Wright’s second concrete proposal was “… to use economic tools … (for example) the United States could use WTO membership to induce change and force countries to embrace the rule of law.” Iran can counter (with 100% veracity) that they already embrace the “rule of law” … Islamic law. And, according to the “let it roll embrace the Islamists” line of reasoning on what authority are we to argue our rule of law is superior to theirs and still maintain sufficient credibility to maintain our “genuine two-way dialogue”?

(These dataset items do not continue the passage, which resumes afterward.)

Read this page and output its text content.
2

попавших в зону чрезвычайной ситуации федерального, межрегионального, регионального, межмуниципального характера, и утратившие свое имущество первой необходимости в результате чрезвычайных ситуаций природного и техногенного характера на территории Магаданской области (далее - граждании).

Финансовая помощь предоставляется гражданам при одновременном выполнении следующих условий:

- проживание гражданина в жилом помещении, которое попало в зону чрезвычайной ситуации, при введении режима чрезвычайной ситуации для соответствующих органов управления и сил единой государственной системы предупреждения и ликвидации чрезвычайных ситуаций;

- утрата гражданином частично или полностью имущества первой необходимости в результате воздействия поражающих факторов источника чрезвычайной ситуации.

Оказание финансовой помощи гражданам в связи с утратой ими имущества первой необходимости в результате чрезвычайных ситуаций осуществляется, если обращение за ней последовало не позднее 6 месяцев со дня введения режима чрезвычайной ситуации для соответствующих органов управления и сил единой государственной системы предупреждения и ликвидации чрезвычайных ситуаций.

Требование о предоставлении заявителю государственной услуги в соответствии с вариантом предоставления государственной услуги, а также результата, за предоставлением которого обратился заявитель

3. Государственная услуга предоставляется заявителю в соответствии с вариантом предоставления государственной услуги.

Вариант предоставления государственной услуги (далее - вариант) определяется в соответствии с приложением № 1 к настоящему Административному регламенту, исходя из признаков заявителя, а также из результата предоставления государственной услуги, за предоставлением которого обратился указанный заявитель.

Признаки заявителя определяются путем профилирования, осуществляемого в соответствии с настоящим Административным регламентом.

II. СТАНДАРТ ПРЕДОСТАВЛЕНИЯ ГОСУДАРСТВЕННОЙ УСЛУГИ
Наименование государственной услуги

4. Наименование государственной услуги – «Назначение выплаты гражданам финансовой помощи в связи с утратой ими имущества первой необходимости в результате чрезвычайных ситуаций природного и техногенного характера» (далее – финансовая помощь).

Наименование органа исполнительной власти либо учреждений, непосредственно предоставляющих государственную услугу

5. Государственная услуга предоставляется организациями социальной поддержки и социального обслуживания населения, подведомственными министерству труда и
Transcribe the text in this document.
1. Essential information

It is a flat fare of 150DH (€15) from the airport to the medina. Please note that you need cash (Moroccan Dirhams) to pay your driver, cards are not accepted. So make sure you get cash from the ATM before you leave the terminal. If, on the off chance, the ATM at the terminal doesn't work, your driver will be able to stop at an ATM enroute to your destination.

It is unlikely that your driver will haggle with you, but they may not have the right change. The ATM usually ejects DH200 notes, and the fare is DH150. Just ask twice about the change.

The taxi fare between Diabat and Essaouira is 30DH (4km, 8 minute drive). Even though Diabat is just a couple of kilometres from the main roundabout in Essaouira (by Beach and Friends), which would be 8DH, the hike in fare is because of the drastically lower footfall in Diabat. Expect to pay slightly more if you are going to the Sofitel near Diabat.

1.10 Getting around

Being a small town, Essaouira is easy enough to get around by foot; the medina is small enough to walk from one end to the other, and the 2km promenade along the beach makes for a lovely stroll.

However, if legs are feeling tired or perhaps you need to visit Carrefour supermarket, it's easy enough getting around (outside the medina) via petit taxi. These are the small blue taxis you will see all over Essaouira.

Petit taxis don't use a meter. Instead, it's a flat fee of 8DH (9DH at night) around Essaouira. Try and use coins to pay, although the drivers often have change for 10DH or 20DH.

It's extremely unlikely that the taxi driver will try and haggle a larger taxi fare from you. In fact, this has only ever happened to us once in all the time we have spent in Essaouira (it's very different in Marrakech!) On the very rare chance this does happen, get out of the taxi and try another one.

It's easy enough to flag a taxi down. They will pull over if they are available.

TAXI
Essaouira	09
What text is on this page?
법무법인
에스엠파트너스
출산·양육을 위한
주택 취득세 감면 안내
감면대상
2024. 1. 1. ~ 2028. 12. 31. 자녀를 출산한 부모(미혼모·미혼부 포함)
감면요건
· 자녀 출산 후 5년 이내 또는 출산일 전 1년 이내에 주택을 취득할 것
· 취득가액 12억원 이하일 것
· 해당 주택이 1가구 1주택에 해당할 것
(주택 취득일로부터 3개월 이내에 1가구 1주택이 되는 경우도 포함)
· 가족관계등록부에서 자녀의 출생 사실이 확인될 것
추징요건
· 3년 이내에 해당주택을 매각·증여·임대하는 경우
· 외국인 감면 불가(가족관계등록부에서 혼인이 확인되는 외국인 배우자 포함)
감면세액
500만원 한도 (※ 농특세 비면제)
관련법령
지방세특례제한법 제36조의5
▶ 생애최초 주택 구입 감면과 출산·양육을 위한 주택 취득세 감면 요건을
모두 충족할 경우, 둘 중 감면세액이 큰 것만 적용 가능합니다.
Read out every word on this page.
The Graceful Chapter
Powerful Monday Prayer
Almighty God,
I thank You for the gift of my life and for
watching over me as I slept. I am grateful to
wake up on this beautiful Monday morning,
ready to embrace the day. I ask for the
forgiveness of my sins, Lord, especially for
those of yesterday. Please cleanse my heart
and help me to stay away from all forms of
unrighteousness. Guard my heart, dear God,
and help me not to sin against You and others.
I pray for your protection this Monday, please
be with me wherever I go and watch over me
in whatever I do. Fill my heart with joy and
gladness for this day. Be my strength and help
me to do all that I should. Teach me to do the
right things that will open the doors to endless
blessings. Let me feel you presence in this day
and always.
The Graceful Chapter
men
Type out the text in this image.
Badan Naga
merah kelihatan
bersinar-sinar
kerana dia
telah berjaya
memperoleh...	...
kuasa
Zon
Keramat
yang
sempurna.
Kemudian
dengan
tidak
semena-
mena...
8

The third prong of Wright’s solution consists in the admonition that we “Embrace our own Islamic identity.” Nothing the author writes in the following paragraph explains precisely what this is supposed to mean. To be fair he seems to be arguing that Muslims in democratic societies must be afforded protection of the law and all rights associated with citizenship. But, Muslims in true democracies are afforded protection of the law and the rights of citizenship. Ironically in no small measure that is precisely why Muslims from around the world immigrate to western democracies in such large numbers. They have no such rights within Islam! Given the economic and social status of the American Muslim community the author’s contention that Muslims are somehow “on the fringe” of American society is simply laughable.
On a more parochial level it may be worthwhile to reflect upon the likely reaction of my multiculturalist Superintendent were I to distribute an article that called upon Muslim Americans to “embrace their own Christian Identity.”
At the level of the individual religious tolerance … indeed deep and meaningful respect for religious teachings other than one’s own … does not require one to abandon either logic or the fundamental tenants of one’s own faith. My faith demands that I love, respect and accept people of all faiths. But neither faith, law or logic require that I embrace the teachings those faiths espouse.
Radical Islam is not a cultural misunderstanding or a political movement. It is a pernicious evil. Evil is like alcoholism. The first step in it’s defeat is to recognize it for what it is and deal with it from there on that basis. The evil of radical Islam must be called by its true name as a first step. That the Washington Post, (not to mention my boss’s boss’s boss), cannot do even this much is a symptom of the Liberal uber-tolerance that inevitably leads to moral relativism and from thence ultimately to utter defeat.